Review: ’Boney Manilli’ at the Walker Art Center
The Walker Art Center doesn’t get enough credit for its commitment to silliness.
For example, the center is currently in the middle of its annual Out There series of experimental theater pieces. This series sometimes demonstrates an opposing tendency, a seriousness and stateliness that is the opposite of silly. The first show in the series was an adaptation of artist Sophie Calle’s “Exquisite Pain,” a collection of absolutely agonized monologues presented in a format that was so austere and nontheatrical that the show experienced multiple audience walkouts. Experimental theater sometimes makes big asks; for some audiences, the asks will be too big.
But the current show, “Boney Manilli” (playing through Saturday) is introduced by a magnificently goofy pre-show event: A puppet karaoke, led by a guttural, flamboyantly charismatic crow that cajoles passers-by into singing uptempo pop. Two amateur singers, who looked to be Walker staffers, enthusiastically warbled their way through ABBA’s “Mamma Mia” as I entered the theater. I preferred it to the ABBA musical of the same name.
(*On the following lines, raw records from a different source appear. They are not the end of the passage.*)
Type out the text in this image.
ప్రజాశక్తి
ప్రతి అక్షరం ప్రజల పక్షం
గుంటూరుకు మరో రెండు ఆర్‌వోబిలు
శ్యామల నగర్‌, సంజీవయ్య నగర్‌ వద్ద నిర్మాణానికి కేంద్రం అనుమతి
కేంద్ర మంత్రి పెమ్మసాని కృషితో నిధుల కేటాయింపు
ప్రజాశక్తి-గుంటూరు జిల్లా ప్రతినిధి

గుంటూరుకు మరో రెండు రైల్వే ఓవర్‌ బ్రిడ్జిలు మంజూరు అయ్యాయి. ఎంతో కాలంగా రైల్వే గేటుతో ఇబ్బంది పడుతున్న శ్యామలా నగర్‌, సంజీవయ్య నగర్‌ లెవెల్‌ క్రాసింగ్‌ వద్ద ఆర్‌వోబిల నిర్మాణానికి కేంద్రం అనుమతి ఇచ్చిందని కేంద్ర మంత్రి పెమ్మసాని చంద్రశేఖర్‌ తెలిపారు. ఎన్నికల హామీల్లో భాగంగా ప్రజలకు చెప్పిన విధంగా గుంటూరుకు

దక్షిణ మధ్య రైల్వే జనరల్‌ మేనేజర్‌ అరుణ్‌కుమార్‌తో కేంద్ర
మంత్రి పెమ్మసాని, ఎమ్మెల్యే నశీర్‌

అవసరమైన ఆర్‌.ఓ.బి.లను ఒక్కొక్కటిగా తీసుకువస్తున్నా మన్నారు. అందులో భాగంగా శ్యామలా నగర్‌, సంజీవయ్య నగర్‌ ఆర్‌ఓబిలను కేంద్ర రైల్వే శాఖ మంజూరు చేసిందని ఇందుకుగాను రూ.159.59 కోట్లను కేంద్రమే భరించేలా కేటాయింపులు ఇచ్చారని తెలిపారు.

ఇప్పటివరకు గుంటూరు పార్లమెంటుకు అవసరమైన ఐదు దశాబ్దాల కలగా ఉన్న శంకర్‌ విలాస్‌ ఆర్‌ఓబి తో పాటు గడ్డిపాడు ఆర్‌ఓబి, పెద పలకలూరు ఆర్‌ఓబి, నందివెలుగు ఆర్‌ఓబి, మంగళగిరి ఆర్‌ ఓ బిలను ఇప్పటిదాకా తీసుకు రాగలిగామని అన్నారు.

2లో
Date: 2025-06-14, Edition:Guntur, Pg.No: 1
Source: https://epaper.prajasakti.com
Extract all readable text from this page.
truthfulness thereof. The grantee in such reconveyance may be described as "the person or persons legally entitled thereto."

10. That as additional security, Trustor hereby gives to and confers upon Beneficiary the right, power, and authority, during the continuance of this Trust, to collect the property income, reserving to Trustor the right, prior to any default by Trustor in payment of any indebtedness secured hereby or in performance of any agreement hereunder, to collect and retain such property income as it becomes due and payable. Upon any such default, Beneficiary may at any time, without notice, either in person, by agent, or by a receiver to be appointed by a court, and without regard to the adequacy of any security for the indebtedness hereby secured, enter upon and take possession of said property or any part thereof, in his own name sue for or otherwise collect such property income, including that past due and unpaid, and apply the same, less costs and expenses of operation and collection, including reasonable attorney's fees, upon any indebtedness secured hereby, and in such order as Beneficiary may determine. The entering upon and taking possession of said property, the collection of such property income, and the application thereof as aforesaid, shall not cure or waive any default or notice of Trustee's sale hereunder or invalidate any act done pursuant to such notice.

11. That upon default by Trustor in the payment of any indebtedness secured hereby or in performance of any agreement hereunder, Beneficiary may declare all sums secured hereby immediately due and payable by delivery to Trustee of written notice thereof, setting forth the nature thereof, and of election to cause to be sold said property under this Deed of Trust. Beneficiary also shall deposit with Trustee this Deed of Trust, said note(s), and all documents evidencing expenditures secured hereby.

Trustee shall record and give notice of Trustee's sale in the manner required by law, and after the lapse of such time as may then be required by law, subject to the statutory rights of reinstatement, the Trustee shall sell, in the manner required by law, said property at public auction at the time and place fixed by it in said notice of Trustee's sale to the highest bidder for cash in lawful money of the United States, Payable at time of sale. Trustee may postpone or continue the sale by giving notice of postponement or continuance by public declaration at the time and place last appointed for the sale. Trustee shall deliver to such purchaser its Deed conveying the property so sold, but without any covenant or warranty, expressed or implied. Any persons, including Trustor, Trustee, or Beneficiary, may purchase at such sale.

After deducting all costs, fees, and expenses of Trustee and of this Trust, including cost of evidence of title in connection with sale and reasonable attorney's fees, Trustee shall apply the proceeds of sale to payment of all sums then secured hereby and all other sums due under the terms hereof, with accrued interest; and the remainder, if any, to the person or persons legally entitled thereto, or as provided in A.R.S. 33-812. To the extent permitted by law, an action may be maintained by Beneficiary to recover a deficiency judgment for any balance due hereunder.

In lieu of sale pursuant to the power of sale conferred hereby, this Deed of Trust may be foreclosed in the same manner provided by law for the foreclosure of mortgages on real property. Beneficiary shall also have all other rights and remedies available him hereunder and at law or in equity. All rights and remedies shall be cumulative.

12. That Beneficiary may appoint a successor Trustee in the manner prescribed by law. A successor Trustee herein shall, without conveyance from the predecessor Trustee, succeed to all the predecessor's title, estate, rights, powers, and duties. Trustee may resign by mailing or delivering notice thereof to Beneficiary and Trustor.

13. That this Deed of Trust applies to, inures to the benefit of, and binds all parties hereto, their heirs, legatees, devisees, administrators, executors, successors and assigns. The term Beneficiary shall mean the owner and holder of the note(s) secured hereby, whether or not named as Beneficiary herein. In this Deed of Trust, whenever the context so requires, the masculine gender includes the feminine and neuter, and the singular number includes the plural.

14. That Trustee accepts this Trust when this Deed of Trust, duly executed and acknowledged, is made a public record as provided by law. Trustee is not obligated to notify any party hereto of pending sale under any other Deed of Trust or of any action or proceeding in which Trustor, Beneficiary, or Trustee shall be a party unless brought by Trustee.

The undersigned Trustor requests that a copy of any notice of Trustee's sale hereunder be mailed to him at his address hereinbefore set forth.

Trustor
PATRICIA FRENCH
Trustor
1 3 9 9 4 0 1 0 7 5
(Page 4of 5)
It’s a good tone-setter for the play, “Boney Manilli” by artist and playwright Edgar Arceneaux, coming after a long residence at the Walker, Minneapolis College of Art and Design and Dreamsong.
Arceneaux’s play likewise is rooted in pop nostalgia, and likewise has puppets.
On its surface, “Boney Manilli” is a delightfully inexplicable collision of elements. It tells of an artist/playwright’s attempts to create a stage play that can redeem the reputation of Milli Vanilli, the 1990s Munich-based pop duo whose careers imploded after they were discovered to be lip-syncing.
Also in “Boney Manilli,” the playwright’s brother is attempting his own theatrical redemption, adapting Disney’s notorious “Song of the South” (a movie The Guardian describes as being riddled with “insidious racism”) into a work of revisionist theater. And, at the same time, their mother is in the late stages of dementia, and the play offers an onstage countdown to the moment when she will die.
It’s messy, but purposefully so, reflecting characters in a moment of startling (and often startlingly hilarious) chaos.
The onstage playwright doesn’t have, let’s say, full control of his subject. His work is haunted by a puppet of band member Fab Morvan, whose presence the playwright can’t completely explain, and with whom he sometimes fights. The brother is adamant that Disney stole the Uncle Remus stories that form “Song of the South” from their grandfather. And the mother is simply, and heartbreakingly, declining.
But Arceneaux somehow finds connective themes between these three stories, mostly in questions of voice: Milli Vanilli was forced to sing using someone else’s voice, “Song of the South” spoke with a voice stolen from Black culture. And, as the disease progresses, the mother is losing her voice.
I spoke with Arceneaux after the show, and he discussed his own mother’s dementia and death. He described it less as an experience of derangement than a sort of alternate cognition, a strangely beautiful transition that brought with it an unexpected, alternate wisdom.
“Boney Manilli” reproduces this in a way. It starts with chaos, but, as the mother’s dementia worsens, as she can speak less and less, the play’s elements strip themselves down, simplifying and approaching each other, until they are one story — a story of a family united in silence, sharing a contradictory moment of tragedy and joy at the end of one of their stories.